Guessing correctly that it was demanding attention, he flushed it at once. An instant voice barked, “Stay right there, Hake!” A moment passed, then the same voice, Curmudgeon’s voice, with a tiny difference in quality that made him realize it was not a recording but the man himself direct, snarled, “What the hell, Hake! You didn’t report in for your afternoon message.”
“I’m sorry, Curmudgeon. I got busy.”
“You don’t ever get that busy, Hake! Remember that. Now, I want you in New York tomorrow, two P.M., in the flesh.”
“But—I’ve got appointments—”
“Not any more, you don’t. Call them off. Take down this address and be there.” Curmudgeon spelled out the name of what sounded like a theatrical casting agency in the West Forties and signed off.
Thoughtfully, Hake used the toilet for its alternative purpose, and then shrugged. As with The Incredible Art, it seemed as easy to obey the command as to rebel against it. He put on his pajamas and a robe and walked out into the office to get Alys’s phone number.

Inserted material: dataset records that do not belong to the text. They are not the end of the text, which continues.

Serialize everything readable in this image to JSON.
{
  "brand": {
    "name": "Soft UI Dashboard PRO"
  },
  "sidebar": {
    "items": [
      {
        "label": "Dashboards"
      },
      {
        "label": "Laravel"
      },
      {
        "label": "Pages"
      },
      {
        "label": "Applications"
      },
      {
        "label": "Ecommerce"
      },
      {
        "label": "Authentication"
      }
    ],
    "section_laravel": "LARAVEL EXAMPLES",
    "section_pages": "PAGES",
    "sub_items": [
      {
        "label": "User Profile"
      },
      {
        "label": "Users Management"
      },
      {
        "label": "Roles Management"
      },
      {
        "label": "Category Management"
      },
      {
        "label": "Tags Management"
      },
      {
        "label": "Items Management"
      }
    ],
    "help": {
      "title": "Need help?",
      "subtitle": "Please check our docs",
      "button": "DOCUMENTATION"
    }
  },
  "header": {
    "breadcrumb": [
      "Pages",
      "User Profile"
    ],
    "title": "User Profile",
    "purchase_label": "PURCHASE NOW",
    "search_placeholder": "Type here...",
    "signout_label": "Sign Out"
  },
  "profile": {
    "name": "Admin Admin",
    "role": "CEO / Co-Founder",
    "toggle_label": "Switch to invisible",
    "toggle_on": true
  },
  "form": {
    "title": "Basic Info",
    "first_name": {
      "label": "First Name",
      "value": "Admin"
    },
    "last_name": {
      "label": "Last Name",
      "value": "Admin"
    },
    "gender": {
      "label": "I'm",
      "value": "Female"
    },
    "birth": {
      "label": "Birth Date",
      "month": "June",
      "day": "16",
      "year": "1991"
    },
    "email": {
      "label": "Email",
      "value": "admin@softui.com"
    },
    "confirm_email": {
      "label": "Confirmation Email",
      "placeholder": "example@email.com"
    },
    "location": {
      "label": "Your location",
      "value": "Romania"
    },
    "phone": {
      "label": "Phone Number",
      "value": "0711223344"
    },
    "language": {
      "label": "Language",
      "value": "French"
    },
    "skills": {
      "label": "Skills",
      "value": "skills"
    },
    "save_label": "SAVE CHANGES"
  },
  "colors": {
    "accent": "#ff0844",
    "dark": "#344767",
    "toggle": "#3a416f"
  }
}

To his surprise, the light was on. Jessie Tunman was there, writing rapidly in her shorthand notebook. “Oh, hello, Horny. I didn’t mean to disturb you.”
“You didn’t. That’s all right.” He looked up the Brant-Sturgis number and touched the number-buttons. It was answered at once, and by Alys. “Hello, Alys. Horny Hake here. I just realized that I have tomorrow free. I know it’s short notice, but would you like to do that library bit with me? You would? That’s great, Alys. All right, I’ll be ready at nine, and thanks.” He hung up, pleased with his cleverness. Using Alys as a front, no one would think that he was going to the city for some hidden reason; at most, they would think his hidden reason not hidden at all. He said benevolently to Jessie, “Working late, are you?”